12 books every Christian should own and read
A series of book reviews used for the monthly church bulletin of 2013
Book no. 10: The Mystery of Providence by John Flavel
One of the first endeavours of the newly formed Banner of Truth Trust was to commence a book series entitled “Puritan Paperbacks”. This series represents the best British Calvinistic literature of the 16th and 17th centuries. Most of the titles had been out of print for many years and through the work of the Trust they found new light of day. At present there are over 40 volumes which comprise the Puritan Paperback series and while I have benefited greatly from the ones I have read, I have not read as many as I ought. Let me begin by saying that you will be blessed by whichever one of the titles you may choose to read. Probably my favourite up to this point is the Mystery of Providence by John Flavel.
Some people resist reading a book as soon as the word Puritan is mentioned. Unfairly they are thought to be long winded and dry. Flavel’s writing is one example which debunks this view. He approaches this important subject in systematic and devotional fashion:
Part one is entitled ‘The Evidence of Providence’. In this section Flavel looks at how God’s providence shapes the every-day affairs of our lives. Where, when and to whom we were born is no accident; our conversion is not a case of good luck. He explains the way in which the hand of God protects us from the evil one and provides for our every need.
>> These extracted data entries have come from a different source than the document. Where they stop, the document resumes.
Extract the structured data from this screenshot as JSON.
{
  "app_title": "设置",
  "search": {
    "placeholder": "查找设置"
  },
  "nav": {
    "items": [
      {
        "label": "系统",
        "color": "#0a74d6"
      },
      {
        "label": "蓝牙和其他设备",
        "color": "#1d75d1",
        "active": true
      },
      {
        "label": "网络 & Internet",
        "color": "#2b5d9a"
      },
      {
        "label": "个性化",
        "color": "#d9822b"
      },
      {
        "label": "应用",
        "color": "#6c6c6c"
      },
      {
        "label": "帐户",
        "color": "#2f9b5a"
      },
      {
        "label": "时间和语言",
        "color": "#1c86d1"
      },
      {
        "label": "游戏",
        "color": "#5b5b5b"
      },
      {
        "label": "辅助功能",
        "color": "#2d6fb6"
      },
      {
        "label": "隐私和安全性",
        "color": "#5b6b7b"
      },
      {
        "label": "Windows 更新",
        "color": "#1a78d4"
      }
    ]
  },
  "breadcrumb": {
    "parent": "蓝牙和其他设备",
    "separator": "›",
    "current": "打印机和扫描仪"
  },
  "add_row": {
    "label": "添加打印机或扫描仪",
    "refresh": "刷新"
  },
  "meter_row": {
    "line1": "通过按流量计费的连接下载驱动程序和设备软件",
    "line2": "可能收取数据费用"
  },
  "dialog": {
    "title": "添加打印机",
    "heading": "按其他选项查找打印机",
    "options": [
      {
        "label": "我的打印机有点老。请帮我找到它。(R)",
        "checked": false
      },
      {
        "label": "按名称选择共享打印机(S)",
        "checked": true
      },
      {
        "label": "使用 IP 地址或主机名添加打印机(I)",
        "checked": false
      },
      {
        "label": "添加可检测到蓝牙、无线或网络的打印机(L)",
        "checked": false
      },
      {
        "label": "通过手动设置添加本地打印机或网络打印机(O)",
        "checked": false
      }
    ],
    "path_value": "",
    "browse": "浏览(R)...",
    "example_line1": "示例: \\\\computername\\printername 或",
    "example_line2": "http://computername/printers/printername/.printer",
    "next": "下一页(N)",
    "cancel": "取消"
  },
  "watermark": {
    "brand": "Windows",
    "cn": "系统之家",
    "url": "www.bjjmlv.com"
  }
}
Part two is entitled ‘Meditation on the Providence of God’. Building upon part one, Flavel explains how we should make good use of God’s providence by meditating upon it. All too often we fail to see the sovereignty of God in our lives and as a consequence we fail to worship Him as we should and we struggle to trust Him for the future. As an antidote Flavel advises his readers to consider providence at work in their own lives in the light of scripture. We are directed by the Word of God in life not providence, but the Word helps us to understand providence and to make use of it.
Part three is entitled ‘Application of the Doctrine of Providence’. This section is concerned particularly with the practical problems associated with God’s providence. Once again we are exhorted with the need to consider God’s dealings with us from the perspective of His Word. Dark providences will only lead to despair unless we can approach them with a Biblical mindset.
This book is a tonic to the doubt, the self-sufficiency, and indifference we must continually overcome. Flavel wants us to see the hand of God in absolutely every aspect of our lives. This has profound implications as to how we can and should live. Far from being long winded and dry this is a lively and practical book which is sure to stimulate and encourage all who take the time to read it and take its lessons to heart.